ALLAH HERKESİ NE İÇİN YARATMIŞSA ONA,
YARATILIŞ AMACININ KEMÂLİNE
ERMESİ İÇİN HAK ETTİĞİNİ VERMEKTEDİR!
Liyâkat kesbetmek mi?
Eğer müşrik terminolojisi olarak kullanılmıyorsa bu kelime; anlamı, senin ortaya koyduklarının karşılığını hakketmen anlamındadır!
Fark ediniz ki…
Tüm yanlışlarınızın temelinde Sistem ve Düzeni “OKU”yamamak; “tanrı” kavramına dayalı düşünmek; vehminizin varsayımlarıyla hayâli beklentiler içinde; yani bir tür mucize umutlarıyla yaşamak yatmaktadır!
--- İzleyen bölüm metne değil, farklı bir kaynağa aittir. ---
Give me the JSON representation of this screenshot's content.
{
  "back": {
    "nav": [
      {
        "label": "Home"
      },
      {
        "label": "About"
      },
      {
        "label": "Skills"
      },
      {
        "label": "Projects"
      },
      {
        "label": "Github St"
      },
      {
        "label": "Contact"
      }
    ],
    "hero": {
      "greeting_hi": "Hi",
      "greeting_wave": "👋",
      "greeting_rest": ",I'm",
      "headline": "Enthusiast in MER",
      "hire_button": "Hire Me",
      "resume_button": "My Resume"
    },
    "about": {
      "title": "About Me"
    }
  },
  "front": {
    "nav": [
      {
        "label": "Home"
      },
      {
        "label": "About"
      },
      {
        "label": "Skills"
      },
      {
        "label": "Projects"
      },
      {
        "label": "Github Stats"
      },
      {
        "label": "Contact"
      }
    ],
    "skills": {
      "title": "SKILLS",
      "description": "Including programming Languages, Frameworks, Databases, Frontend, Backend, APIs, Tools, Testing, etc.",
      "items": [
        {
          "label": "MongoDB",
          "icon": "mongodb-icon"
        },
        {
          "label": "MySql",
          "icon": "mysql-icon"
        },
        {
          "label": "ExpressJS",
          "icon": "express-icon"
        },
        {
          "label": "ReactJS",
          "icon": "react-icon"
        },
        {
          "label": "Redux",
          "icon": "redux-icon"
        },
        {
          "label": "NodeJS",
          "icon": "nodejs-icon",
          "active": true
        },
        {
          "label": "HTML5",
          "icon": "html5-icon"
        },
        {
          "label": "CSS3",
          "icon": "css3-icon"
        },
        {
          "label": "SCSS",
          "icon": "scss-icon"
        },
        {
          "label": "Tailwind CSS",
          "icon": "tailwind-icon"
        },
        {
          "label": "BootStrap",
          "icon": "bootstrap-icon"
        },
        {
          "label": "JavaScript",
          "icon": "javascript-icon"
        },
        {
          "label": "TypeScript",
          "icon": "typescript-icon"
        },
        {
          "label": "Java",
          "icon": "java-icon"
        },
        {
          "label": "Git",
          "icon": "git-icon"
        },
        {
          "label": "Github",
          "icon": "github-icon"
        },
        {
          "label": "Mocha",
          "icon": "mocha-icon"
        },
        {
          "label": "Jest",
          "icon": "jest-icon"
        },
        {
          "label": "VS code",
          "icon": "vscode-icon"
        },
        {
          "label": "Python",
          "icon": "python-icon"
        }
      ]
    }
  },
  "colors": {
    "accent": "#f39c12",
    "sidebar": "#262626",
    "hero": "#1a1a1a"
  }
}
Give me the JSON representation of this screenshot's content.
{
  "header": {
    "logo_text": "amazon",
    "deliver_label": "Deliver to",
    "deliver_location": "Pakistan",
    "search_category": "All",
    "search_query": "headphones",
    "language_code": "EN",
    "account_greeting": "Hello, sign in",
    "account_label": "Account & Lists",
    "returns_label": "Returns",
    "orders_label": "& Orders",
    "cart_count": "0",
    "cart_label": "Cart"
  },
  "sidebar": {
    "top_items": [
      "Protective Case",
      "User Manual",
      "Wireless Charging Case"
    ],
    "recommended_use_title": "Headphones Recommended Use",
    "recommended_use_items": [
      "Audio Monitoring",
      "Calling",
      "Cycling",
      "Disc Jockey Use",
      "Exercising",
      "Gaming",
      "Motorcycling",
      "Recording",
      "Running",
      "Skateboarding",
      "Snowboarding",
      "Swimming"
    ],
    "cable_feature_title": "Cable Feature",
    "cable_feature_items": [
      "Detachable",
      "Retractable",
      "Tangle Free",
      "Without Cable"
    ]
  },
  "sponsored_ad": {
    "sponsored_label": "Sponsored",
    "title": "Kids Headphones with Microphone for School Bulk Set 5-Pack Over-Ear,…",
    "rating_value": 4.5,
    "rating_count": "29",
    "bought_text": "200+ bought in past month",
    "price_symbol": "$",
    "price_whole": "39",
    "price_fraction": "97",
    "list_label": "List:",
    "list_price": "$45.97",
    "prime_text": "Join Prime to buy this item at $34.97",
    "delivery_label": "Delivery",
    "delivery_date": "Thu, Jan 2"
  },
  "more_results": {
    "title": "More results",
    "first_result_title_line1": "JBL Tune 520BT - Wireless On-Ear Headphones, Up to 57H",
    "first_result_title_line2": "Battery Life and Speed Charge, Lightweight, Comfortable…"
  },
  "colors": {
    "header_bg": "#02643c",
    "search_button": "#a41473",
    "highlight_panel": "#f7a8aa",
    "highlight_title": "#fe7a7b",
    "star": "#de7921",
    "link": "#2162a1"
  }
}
Fark edemezsen bu yaşına rağmen taşın sert olduğunu, ateşin yaktığını, suyun boğduğunu; yani sistem ve düzenin ne olduğunu; o zaman benim gibi olgunluk sembolü olursun, ateşin boğup, suyun yaktığını anlamış(!) bir halde!!!.
Neyi hakkettiğini anlamak istiyorsun, yaşantına bak!.
Kendini kandırma!. Kendini aldatma!.
Azrâiliyet ardından İsrâfiliyetle ruh boyutunda yaşamaya başladığın zaman; dün, dünde kalacak; buna karşın sen ise, dünün üzerine inşâ ettiğin binanın içinde hapis!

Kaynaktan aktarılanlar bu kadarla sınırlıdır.